Falling Man, Don DeLillo: a post 9/11 novel
See 9/11 Falling Man reflection here.
Set in a post-9/11 world, Falling Man, Don DeLillo’s most recent novel (May 2007), attempts to grapple with the social, interpersonal, psychological and, at times, spiritual impact of the destruction of Twin Towers. This impact is etched into the life of fictional Manhattan survivor, Kieth Neudeckor, and his family.
The themes, characters, structure, and plot of Falling Man raise many questions without providing all the answers. The reader is immediately thrust into a world “of falling ash and near night,” and abandoned in anticipation to find his/her way through the achronological sequence of events that follow.
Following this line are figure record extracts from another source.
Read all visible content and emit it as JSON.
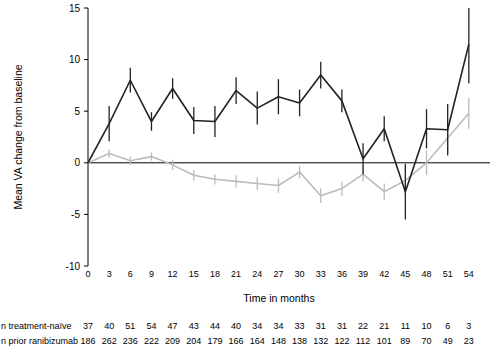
{
  "chart_data": {
    "type": "line",
    "x_label": "Time in months",
    "y_label": "Mean VA change from baseline",
    "x": [
      0,
      3,
      6,
      9,
      12,
      15,
      18,
      21,
      24,
      27,
      30,
      33,
      36,
      39,
      42,
      45,
      48,
      51,
      54
    ],
    "xlim": [
      0,
      57
    ],
    "xticks": [
      0,
      3,
      6,
      9,
      12,
      15,
      18,
      21,
      24,
      27,
      30,
      33,
      36,
      39,
      42,
      45,
      48,
      51,
      54
    ],
    "ylim": [
      -10,
      15
    ],
    "yticks": [
      -10,
      -5,
      0,
      5,
      10,
      15
    ],
    "grid": false,
    "series": [
      {
        "name": "n treatment-naïve",
        "color": "#222222",
        "values": [
          0,
          3.8,
          8.0,
          4.0,
          7.2,
          4.1,
          4.0,
          7.0,
          5.3,
          6.4,
          5.8,
          8.5,
          6.0,
          0.4,
          3.3,
          -2.8,
          3.3,
          3.2,
          11.5
        ],
        "errors": [
          0,
          1.7,
          1.2,
          0.9,
          1.0,
          1.3,
          1.5,
          1.3,
          1.6,
          1.7,
          1.3,
          1.3,
          1.1,
          1.5,
          1.2,
          2.7,
          1.9,
          2.5,
          3.8
        ],
        "n": [
          37,
          40,
          51,
          54,
          47,
          43,
          44,
          40,
          34,
          34,
          33,
          31,
          31,
          22,
          21,
          11,
          10,
          6,
          3
        ]
      },
      {
        "name": "n prior ranibizumab",
        "color": "#bbbbbb",
        "values": [
          0,
          0.9,
          0.2,
          0.6,
          -0.2,
          -1.2,
          -1.6,
          -1.8,
          -2.0,
          -2.2,
          -0.9,
          -3.2,
          -2.5,
          -1.1,
          -2.8,
          -1.7,
          0.0,
          2.4,
          4.8
        ],
        "errors": [
          0,
          0.4,
          0.4,
          0.4,
          0.5,
          0.5,
          0.5,
          0.6,
          0.6,
          0.7,
          0.6,
          0.7,
          0.7,
          0.7,
          0.8,
          1.4,
          1.2,
          1.4,
          1.5
        ],
        "n": [
          186,
          262,
          236,
          222,
          209,
          204,
          179,
          166,
          164,
          148,
          138,
          132,
          122,
          112,
          101,
          89,
          70,
          49,
          23
        ]
      }
    ]
  }
}
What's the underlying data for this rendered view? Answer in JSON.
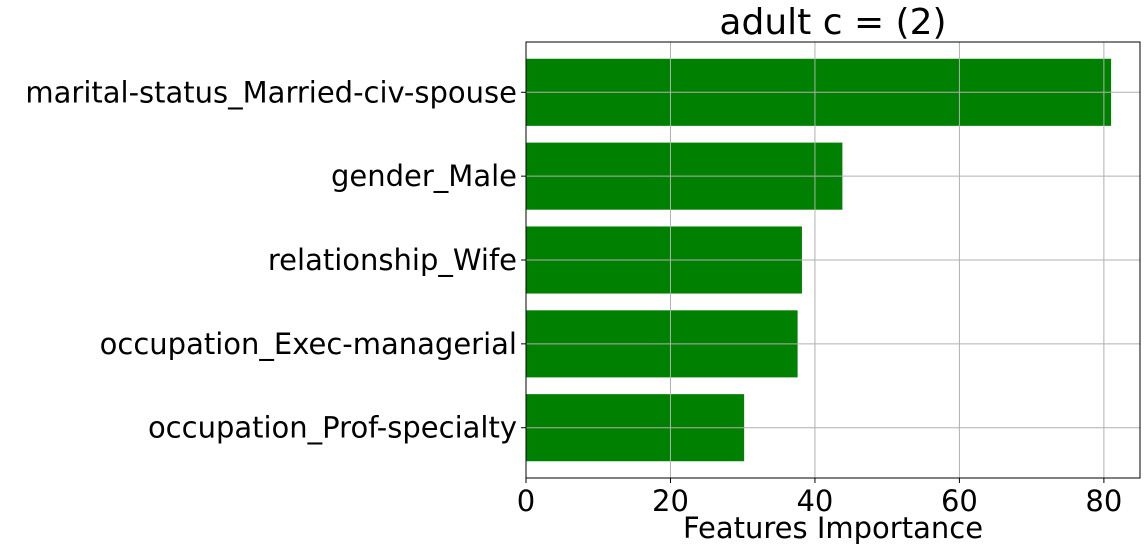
{
  "chart_data": {
    "type": "bar",
    "orientation": "horizontal",
    "title": "adult c = (2)",
    "xlabel": "Features Importance",
    "ylabel": "",
    "categories": [
      "marital-status_Married-civ-spouse",
      "gender_Male",
      "relationship_Wife",
      "occupation_Exec-managerial",
      "occupation_Prof-specialty"
    ],
    "values": [
      81,
      43.8,
      38.2,
      37.6,
      30.2
    ],
    "xlim": [
      0,
      85
    ],
    "xticks": [
      0,
      20,
      40,
      60,
      80
    ],
    "xtick_labels": [
      "0",
      "20",
      "40",
      "60",
      "80"
    ],
    "grid": true,
    "bar_color": "#008000",
    "grid_color": "#b0b0b0"
  }
}
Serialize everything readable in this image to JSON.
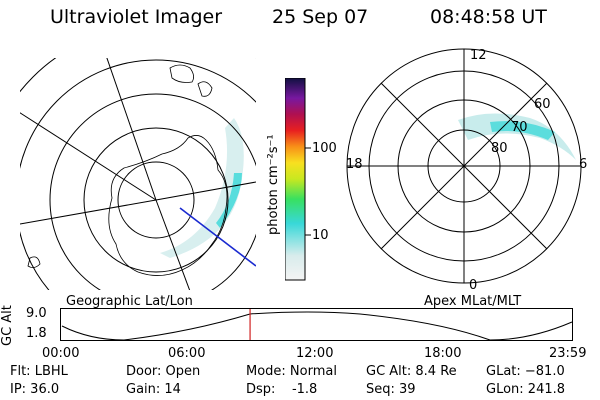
{
  "header": {
    "instrument": "Ultraviolet Imager",
    "date": "25 Sep 07",
    "time": "08:48:58 UT"
  },
  "colorbar": {
    "unit_label": "photon cm⁻²s⁻¹",
    "ticks": [
      "100",
      "10"
    ]
  },
  "left_panel": {
    "label": "Geographic Lat/Lon"
  },
  "right_panel": {
    "label": "Apex MLat/MLT",
    "mlt_labels": {
      "top": "12",
      "left": "18",
      "right": "6",
      "bottom": "0"
    },
    "lat_labels": [
      "60",
      "70",
      "80"
    ]
  },
  "timeline": {
    "ylabel": "GC Alt",
    "y_ticks": [
      "9.0",
      "1.8"
    ],
    "x_ticks": [
      "00:00",
      "06:00",
      "12:00",
      "18:00",
      "23:59"
    ],
    "marker_fraction": 0.37
  },
  "info": {
    "flt": "Flt: LBHL",
    "ip": "IP: 36.0",
    "door": "Door: Open",
    "gain": "Gain: 14",
    "mode": "Mode: Normal",
    "dsp": "Dsp:    -1.8",
    "gcalt": "GC Alt: 8.4 Re",
    "seq": "Seq: 39",
    "glat": "GLat: −81.0",
    "glon": "GLon: 241.8"
  },
  "colors": {
    "aurora_cyan": "#38d8d8",
    "aurora_pale": "#c8ecec",
    "line": "#000000",
    "marker": "#d02020",
    "track": "#1a2ad0"
  }
}
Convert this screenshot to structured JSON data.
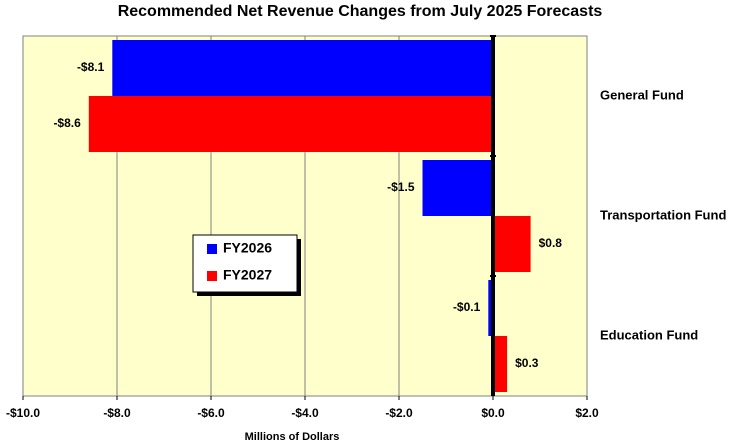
{
  "chart_data": {
    "type": "bar",
    "orientation": "horizontal",
    "title": "Recommended Net Revenue Changes from July 2025 Forecasts",
    "x_label": "Millions of Dollars",
    "categories": [
      "General Fund",
      "Transportation Fund",
      "Education Fund"
    ],
    "series": [
      {
        "name": "FY2026",
        "color": "#0000ff",
        "values": [
          -8.1,
          -1.5,
          -0.1
        ],
        "value_labels": [
          "-$8.1",
          "-$1.5",
          "-$0.1"
        ]
      },
      {
        "name": "FY2027",
        "color": "#ff0000",
        "values": [
          -8.6,
          0.8,
          0.3
        ],
        "value_labels": [
          "-$8.6",
          "$0.8",
          "$0.3"
        ]
      }
    ],
    "xlim": [
      -10,
      2
    ],
    "xticks": [
      {
        "value": -10,
        "label": "-$10.0"
      },
      {
        "value": -8,
        "label": "-$8.0"
      },
      {
        "value": -6,
        "label": "-$6.0"
      },
      {
        "value": -4,
        "label": "-$4.0"
      },
      {
        "value": -2,
        "label": "-$2.0"
      },
      {
        "value": 0,
        "label": "$0.0"
      },
      {
        "value": 2,
        "label": "$2.0"
      }
    ],
    "grid": true,
    "legend_position": "center-left",
    "background": "#ffffcc"
  }
}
Along the way we encounter a suit and tie performance artist who jumps from great heights while attached to a hidden safety harness, whose purpose is never made crystal clear. What would compel a man to do such a thing? This character is, of course, snatched from the controversial photo taken during 9/11 of a man free falling in front of the Two Towers (right).
Despite the disjointed, post-modern structure of the novel, its content is decidedly existential. We are given an embarrassingly privileged and gripping insight into how some people have and must still struggle with the force of this tragedy. As a result of reading this book, I already possess a greater empathy for the 9/11 survivors and victims’ families.
The book moves beyond sentiment and compassion to wrestle with the connected and deeply philosophical, theological questions of epistemology, reason for being, etc. Some quotes…
“Human existence had to have a deeper source than our own dank fluids. Dank or rank. There had to be a force behind it, a principal being who was and is and ever shall be.”
“God used to be an urban Jew. He’s back in the desert now.”
“God would consume her. God would de-create her and she was too small and tame to resist. That’s why she was resisting now. Because think about it. Because once you believe such a thing. God is, then how can you escape, how survive the power of it, is and was and ever shall be.”
“Twenty years. Eating and sleeping together. You don’t know? Did you ask him? Did you press him?”
“They talked a minute longer, then went to their designated tables without making plans to meet later. The idea of later was elusive.”
Falling Man has been criticized for being a “frustratingly disjointed novel” and praised as “pages of magnificent force and control.” It would be best to read it and decide for yourself. But beware, if imperfect endings and unresolved conflicts bother you, this is not the book for you (or perhaps it is just what you need).